KELSEY: You’ve had experience with musicals as well, and singing. Do you have any ambitions to get more into music or record an album?

BARNARD: It’s funny, because I started off singing quite young as well and was approached by this record label when I was a teenager, and I kind of walked away from it because I knew how important the acting was and how much I didn’t want to be a singer who became an actor, I wanted to become an actor who could sing. I believe that the greatest music is storytelling anyway, in a heightened medium. So I write a lot of music, and I play a lot with my guitar, I still sing a lot, but now I’m more personal about it than public, in a way. I think there will be a time where I’d like to bring the singing back into some of my performances. It all depends if the material’s right, if the story’s right, if it’s my kind of taste in music, as well. It means so much to me. We all know how affective music can be, I just want to make sure when I do it, I’m doing it because I actually feel it and I care about it.

KELSEY: You’ve been really busy in terms of making work; you’ve had quite a few movies come out this year and have a bunch coming out in 2013, and I think what’s really interesting about all of them is they’re all from different genres, whether it’s the period pieces like Mary, Queen of Scots, or a horror film like Citadel, or Mariah Mundi, which is really fantastical… how do you approach them? What makes a movie attractive to you?

BARNARD: The biggest thing about me, as an actor, is I’m never a finished product, you know? I always want to try something or be in a new genre because, one, it’s much more fun to do that because you’re not doing the same thing over and over. One of the greatest reasons is that it keeps stretching you as an actor. So, hopefully, my method is that it makes me a better actor, and a more believable actor, so then, the more experience I have in any way possible, in a drama or a musical genre, different formats of working, the better I can be on all different platforms.

KELSEY: And last week it was announced that Emanuel and the Truth About Fishes has been selected for Sundance. Are you planning on going to the festival?

BARNARD: Yeah! I’m really, really hoping to go. It’s great news. Being involved in that movie, there were a few things that were fighting against us on that film, and everyone stuck through it, to make sure that it got made, through the thick and thin. Now it’s in the main competition at Sundance. It’s a fantastic thing to be involved in. I’ve never been to Sundance before. Also, this was my first American movie as well, so the fact that this is the first American movie I’ve done and it’s going straight to Sundance is a big thing for me, and I’m so proud that the film is going there. Of course, I’m going to try my best to get out there, but as you know, I’m stuck with a very busy schedule. It’s just getting busier and busier at the moment with The White Queen. But hopefully, they’ll give me a few days to get to Sundance and enjoy the moment of it being there.

KELSEY:  You continue to work with quite diverse roles, but if you could work with any director on any project in the future, what would it be?

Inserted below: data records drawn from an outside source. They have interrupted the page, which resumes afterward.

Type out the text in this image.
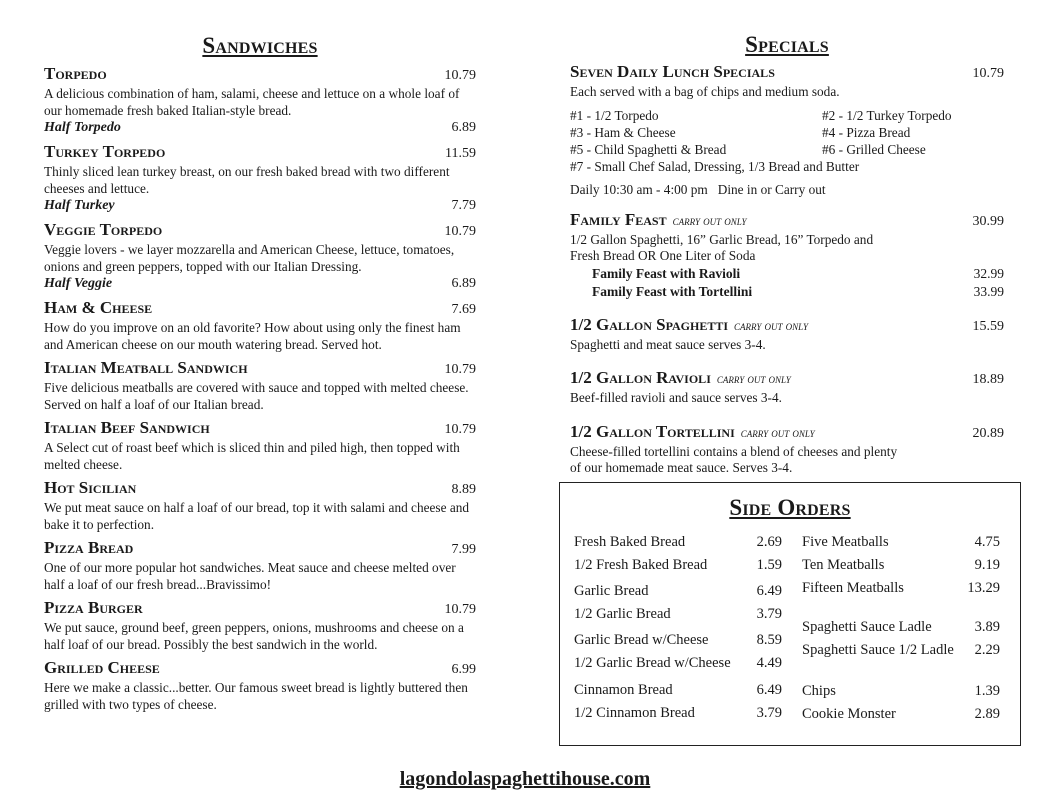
Sandwiches
Torpedo	10.79
A delicious combination of ham, salami, cheese and lettuce on a whole loaf of our homemade fresh baked Italian-style bread.
Half Torpedo	6.89
Turkey Torpedo	11.59
Thinly sliced lean turkey breast, on our fresh baked bread with two different cheeses and lettuce.
Half Turkey	7.79
Veggie Torpedo	10.79
Veggie lovers - we layer mozzarella and American Cheese, lettuce, tomatoes, onions and green peppers, topped with our Italian Dressing.
Half Veggie	6.89
Ham & Cheese	7.69
How do you improve on an old favorite? How about using only the finest ham and American cheese on our mouth watering bread. Served hot.
Italian Meatball Sandwich	10.79
Five delicious meatballs are covered with sauce and topped with melted cheese. Served on half a loaf of our Italian bread.
Italian Beef Sandwich	10.79
A Select cut of roast beef which is sliced thin and piled high, then topped with melted cheese.
Hot Sicilian	8.89
We put meat sauce on half a loaf of our bread, top it with salami and cheese and bake it to perfection.
Pizza Bread	7.99
One of our more popular hot sandwiches. Meat sauce and cheese melted over half a loaf of our fresh bread...Bravissimo!
Pizza Burger	10.79
We put sauce, ground beef, green peppers, onions, mushrooms and cheese on a half loaf of our bread. Possibly the best sandwich in the world.
Grilled Cheese	6.99
Here we make a classic...better. Our famous sweet bread is lightly buttered then grilled with two types of cheese.
Specials
Seven Daily Lunch Specials	10.79
Each served with a bag of chips and medium soda.
#1 - 1/2 Torpedo	#2 - 1/2 Turkey Torpedo
#3 - Ham & Cheese	#4 - Pizza Bread
#5 - Child Spaghetti & Bread	#6 - Grilled Cheese
#7 - Small Chef Salad, Dressing, 1/3 Bread and Butter
Daily 10:30 am - 4:00 pm   Dine in or Carry out
Family Feast carry out only	30.99
1/2 Gallon Spaghetti, 16” Garlic Bread, 16” Torpedo and Fresh Bread OR One Liter of Soda
Family Feast with Ravioli	32.99
Family Feast with Tortellini	33.99
1/2 Gallon Spaghetti carry out only	15.59
Spaghetti and meat sauce serves 3-4.
1/2 Gallon Ravioli carry out only	18.89
Beef-filled ravioli and sauce serves 3-4.
1/2 Gallon Tortellini carry out only	20.89
Cheese-filled tortellini contains a blend of cheeses and plenty of our homemade meat sauce. Serves 3-4.
Side Orders
Fresh Baked Bread	2.69
1/2 Fresh Baked Bread	1.59
Garlic Bread	6.49
1/2 Garlic Bread	3.79
Garlic Bread w/Cheese	8.59
1/2 Garlic Bread w/Cheese 4.49
Cinnamon Bread	6.49
1/2 Cinnamon Bread	3.79
Five Meatballs	4.75
Ten Meatballs	9.19
Fifteen Meatballs	13.29
Spaghetti Sauce Ladle	3.89
Spaghetti Sauce 1/2 Ladle 2.29
Chips	1.39
Cookie Monster	2.89
lagondolaspaghettihouse.com
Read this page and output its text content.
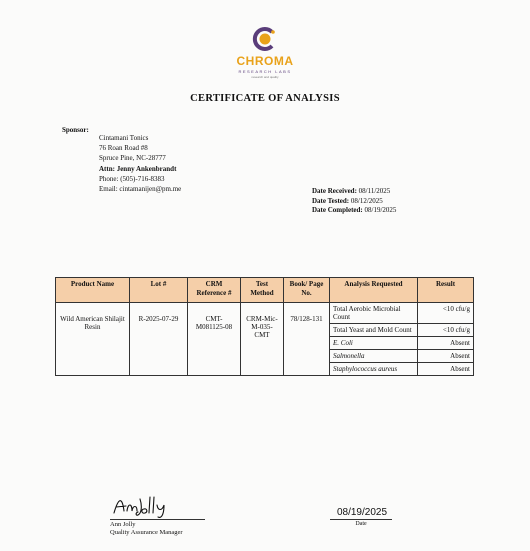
CHROMA
RESEARCH LABS
research and quality
CERTIFICATE OF ANALYSIS
Sponsor:
Cintamani Tonics
76 Roan Road #8
Spruce Pine, NC-28777
Attn: Jenny Ankenbrandt
Phone: (505)-716-8383
Email: cintamanijen@pm.me	Date Received: 08/11/2025
Date Tested: 08/12/2025
Date Completed: 08/19/2025
Product Name	Lot #	CRM Reference #	Test Method	Book/ Page No.	Analysis Requested	Result
Wild American Shilajit Resin	R-2025-07-29	CMT-M081125-08	CRM-Mic-M-035-CMT	78/128-131	Total Aerobic Microbial Count	<10 cfu/g
					Total Yeast and Mold Count	<10 cfu/g
					E. Coli	Absent
					Salmonella	Absent
					Staphylococcus aureus	Absent
Ann Jolly
Quality Assurance Manager
08/19/2025
Date
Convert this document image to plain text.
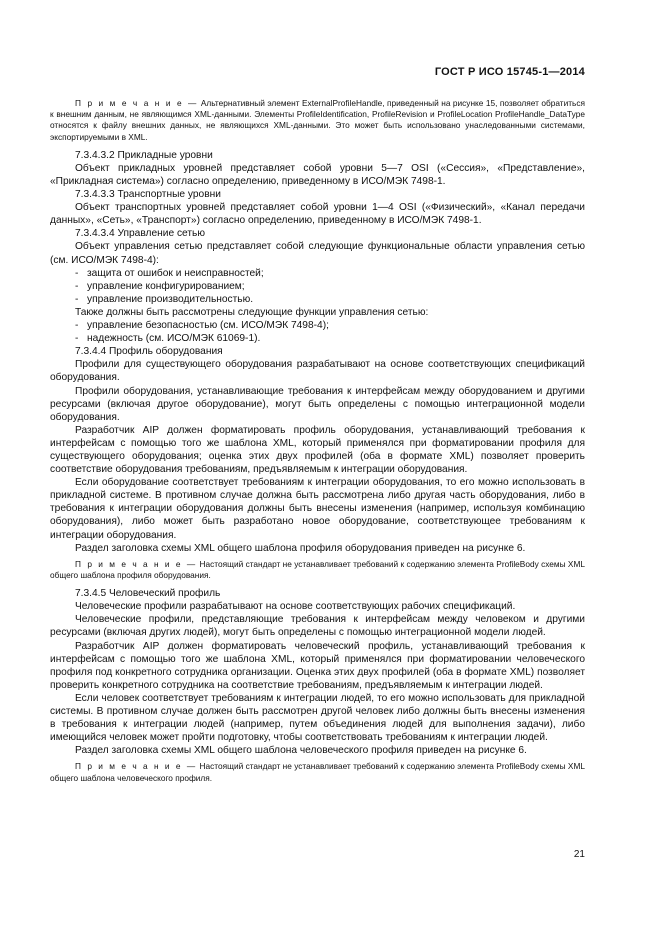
ГОСТ Р ИСО 15745-1—2014

П р и м е ч а н и е — Альтернативный элемент ExternalProfileHandle, приведенный на рисунке 15, позволяет обратиться к внешним данным, не являющимся XML-данными. Элементы ProfileIdentification, ProfileRevision и ProfileLocation ProfileHandle_DataType относятся к файлу внешних данных, не являющихся XML-данными. Это может быть использовано унаследованными системами, экспортируемыми в XML.

7.3.4.3.2 Прикладные уровни

Объект прикладных уровней представляет собой уровни 5—7 OSI («Сессия», «Представление», «Прикладная система») согласно определению, приведенному в ИСО/МЭК 7498-1.

7.3.4.3.3 Транспортные уровни

Объект транспортных уровней представляет собой уровни 1—4 OSI («Физический», «Канал передачи данных», «Сеть», «Транспорт») согласно определению, приведенному в ИСО/МЭК 7498-1.

7.3.4.3.4 Управление сетью

Объект управления сетью представляет собой следующие функциональные области управления сетью (см. ИСО/МЭК 7498-4):

- защита от ошибок и неисправностей;

- управление конфигурированием;

- управление производительностью.

Также должны быть рассмотрены следующие функции управления сетью:

- управление безопасностью (см. ИСО/МЭК 7498-4);

- надежность (см. ИСО/МЭК 61069-1).

7.3.4.4 Профиль оборудования

Профили для существующего оборудования разрабатывают на основе соответствующих спецификаций оборудования.

Профили оборудования, устанавливающие требования к интерфейсам между оборудованием и другими ресурсами (включая другое оборудование), могут быть определены с помощью интеграционной модели оборудования.

Разработчик AIP должен форматировать профиль оборудования, устанавливающий требования к интерфейсам с помощью того же шаблона XML, который применялся при форматировании профиля для существующего оборудования; оценка этих двух профилей (оба в формате XML) позволяет проверить соответствие оборудования требованиям, предъявляемым к интеграции оборудования.

Если оборудование соответствует требованиям к интеграции оборудования, то его можно использовать в прикладной системе. В противном случае должна быть рассмотрена либо другая часть оборудования, либо в требования к интеграции оборудования должны быть внесены изменения (например, используя комбинацию оборудования), либо может быть разработано новое оборудование, соответствующее требованиям к интеграции оборудования.

Раздел заголовка схемы XML общего шаблона профиля оборудования приведен на рисунке 6.

П р и м е ч а н и е — Настоящий стандарт не устанавливает требований к содержанию элемента ProfileBody схемы XML общего шаблона профиля оборудования.

7.3.4.5 Человеческий профиль

Человеческие профили разрабатывают на основе соответствующих рабочих спецификаций.

Человеческие профили, представляющие требования к интерфейсам между человеком и другими ресурсами (включая других людей), могут быть определены с помощью интеграционной модели людей.

Разработчик AIP должен форматировать человеческий профиль, устанавливающий требования к интерфейсам с помощью того же шаблона XML, который применялся при форматировании человеческого профиля под конкретного сотрудника организации. Оценка этих двух профилей (оба в формате XML) позволяет проверить конкретного сотрудника на соответствие требованиям, предъявляемым к интеграции людей.

Если человек соответствует требованиям к интеграции людей, то его можно использовать для прикладной системы. В противном случае должен быть рассмотрен другой человек либо должны быть внесены изменения в требования к интеграции людей (например, путем объединения людей для выполнения задачи), либо имеющийся человек может пройти подготовку, чтобы соответствовать требованиям к интеграции людей.

Раздел заголовка схемы XML общего шаблона человеческого профиля приведен на рисунке 6.

П р и м е ч а н и е — Настоящий стандарт не устанавливает требований к содержанию элемента ProfileBody схемы XML общего шаблона человеческого профиля.

21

BARNARD: I’m not sure if there’s a dream role, but there’s people—for instance, I’d love to work with, say, Christopher Nolan or Anthony Hopkins. But there are so many more that I’d love to work with, of course. Role-wise, anything that I’ve never played before, that’s what it is. I have, like, one secret dream role, which is James Bond. Now, I’m not saying that I’ll ever be James Bond or be considered, but it’s the one role that I grew up watching, all the James Bond movies, with my two grandfathers and my father, and it’s like our secret little film that we love to watch together. In a way, it would be my love letter and saying thank you to my two grandfathers and my father, if I could play that role one day. Or even be in one. To say, “We used to sit down and watch this on a Sunday afternoon, and now, I’m in one.” That would be one of the sweetest moments I could ever share in a career.

EMANUEL AND THE TRUTH ABOUT FISHES PREMIERES JANUARY 19TH AT THE SUNDANCE FILM FESTIVAL.